Birgit Vanderbeke
Birgit Margot Vanderbeke (* 8. August 1956 in Dahme; † 24. Dezember 2021 in Südfrankreich) war eine deutsche Schriftstellerin.
Leben
[Bearbeiten | Quelltext bearbeiten]Vanderbeke wuchs nach der Flucht ihrer Familie aus der DDR im Jahr 1961, kurz vor Errichtung der Berliner Mauer, in Frankfurt am Main auf, wo sie später Jura, Germanistik und Romanistik studierte. Während des Studiums und einiger Jahre danach erwarb sie sich ihren Lebensunterhalt beim Institut für Sozialforschung und nutzte das Archiv der Frankfurter Schule in der Senckenberganlage intensiv.
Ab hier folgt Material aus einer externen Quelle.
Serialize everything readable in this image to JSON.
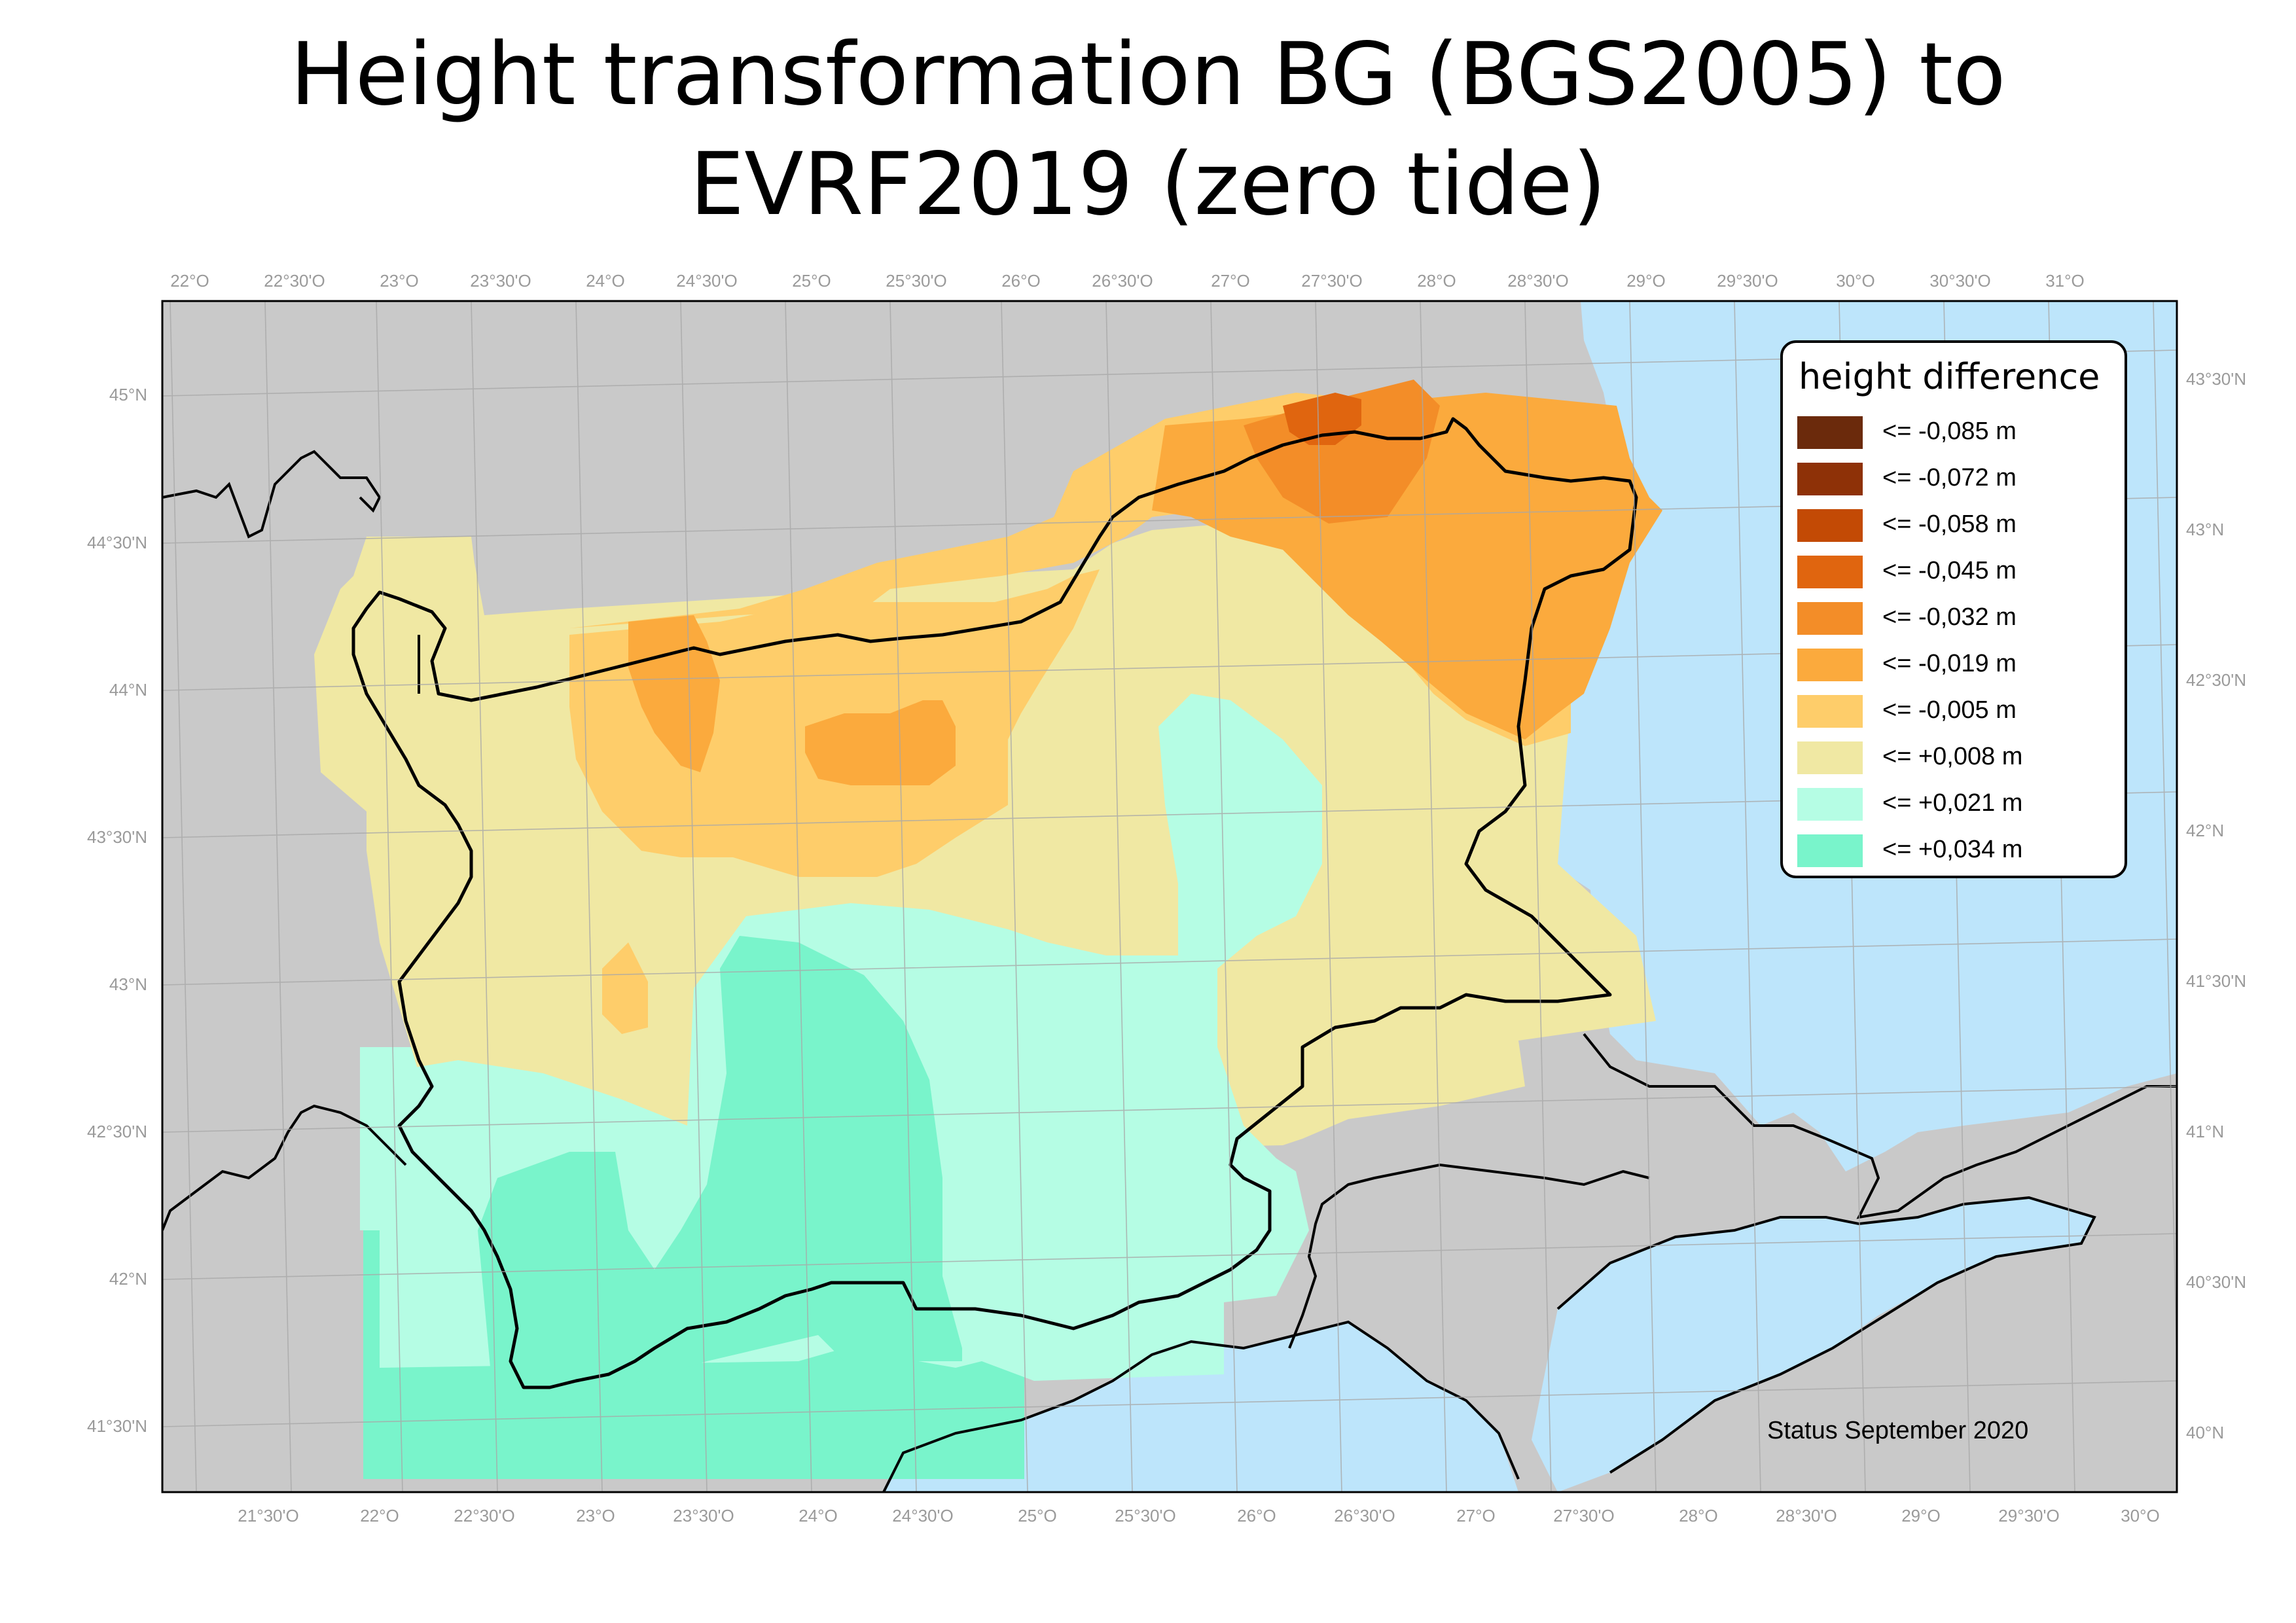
{
  "title_lines": [
    "Height transformation BG (BGS2005) to",
    "EVRF2019 (zero tide)"
  ],
  "status": "Status September 2020",
  "legend": {
    "title": "height difference",
    "classes": [
      {
        "label": "<= -0,085 m",
        "color": "#6b2a0c"
      },
      {
        "label": "<= -0,072 m",
        "color": "#8e3107"
      },
      {
        "label": "<= -0,058 m",
        "color": "#c34a05"
      },
      {
        "label": "<= -0,045 m",
        "color": "#e0650f"
      },
      {
        "label": "<= -0,032 m",
        "color": "#f38d28"
      },
      {
        "label": "<= -0,019 m",
        "color": "#fbaa3d"
      },
      {
        "label": "<= -0,005 m",
        "color": "#fecd6a"
      },
      {
        "label": "<= +0,008 m",
        "color": "#f0e8a3"
      },
      {
        "label": "<= +0,021 m",
        "color": "#b5fde4"
      },
      {
        "label": "<= +0,034 m",
        "color": "#79f4cb"
      }
    ]
  },
  "colors": {
    "land": "#c9c9c9",
    "sea": "#bde5fb",
    "border": "#000000",
    "graticule": "#a8a8a8"
  },
  "graticule_labels": {
    "top": [
      "22°O",
      "22°30'O",
      "23°O",
      "23°30'O",
      "24°O",
      "24°30'O",
      "25°O",
      "25°30'O",
      "26°O",
      "26°30'O",
      "27°O",
      "27°30'O",
      "28°O",
      "28°30'O",
      "29°O",
      "29°30'O",
      "30°O",
      "30°30'O",
      "31°O"
    ],
    "bottom": [
      "21°30'O",
      "22°O",
      "22°30'O",
      "23°O",
      "23°30'O",
      "24°O",
      "24°30'O",
      "25°O",
      "25°30'O",
      "26°O",
      "26°30'O",
      "27°O",
      "27°30'O",
      "28°O",
      "28°30'O",
      "29°O",
      "29°30'O",
      "30°O"
    ],
    "left": [
      "45°N",
      "44°30'N",
      "44°N",
      "43°30'N",
      "43°N",
      "42°30'N",
      "42°N",
      "41°30'N"
    ],
    "right": [
      "43°30'N",
      "43°N",
      "42°30'N",
      "42°N",
      "41°30'N",
      "41°N",
      "40°30'N",
      "40°N"
    ]
  }
}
Sie beschrieb es als eine sehr glückliche Zeit ihres Lebens.[1] Ab 1993 lebte sie als freiberufliche Autorin in einem kleinen Ort in Südfrankreich, in der Nähe von Avignon. Ihre Erfahrungen, wie jemand als Deutsche und Städterin sowie Alleinerziehende im ländlichen Zusammenleben im französischen Süden zurechtkommt, veröffentlichte sie 2002 als Gebrauchsanweisung für Südfrankreich.
Die nach Südfrankreich Ausgewanderte war menschenzugewandt und im besten Sinne „altmodisch“ wie beschrieben in ihrem fortschrittskritischen autofiktionalen Roman Geld oder Leben, dabei zugleich eine vehemente Feministin.[2] Das verschaffte ihr eine große und beständige Lesergemeinde in Deutschland und Österreich. Von ihren Büchern und Lesereisen durch die deutschsprachigen Lande lebte sie bescheiden. Weil sie in den letzten Jahren nicht mehr quasi alljährlich ein neues Buch vorlegte, bekam sie Probleme mit ihrem Verlag.[1]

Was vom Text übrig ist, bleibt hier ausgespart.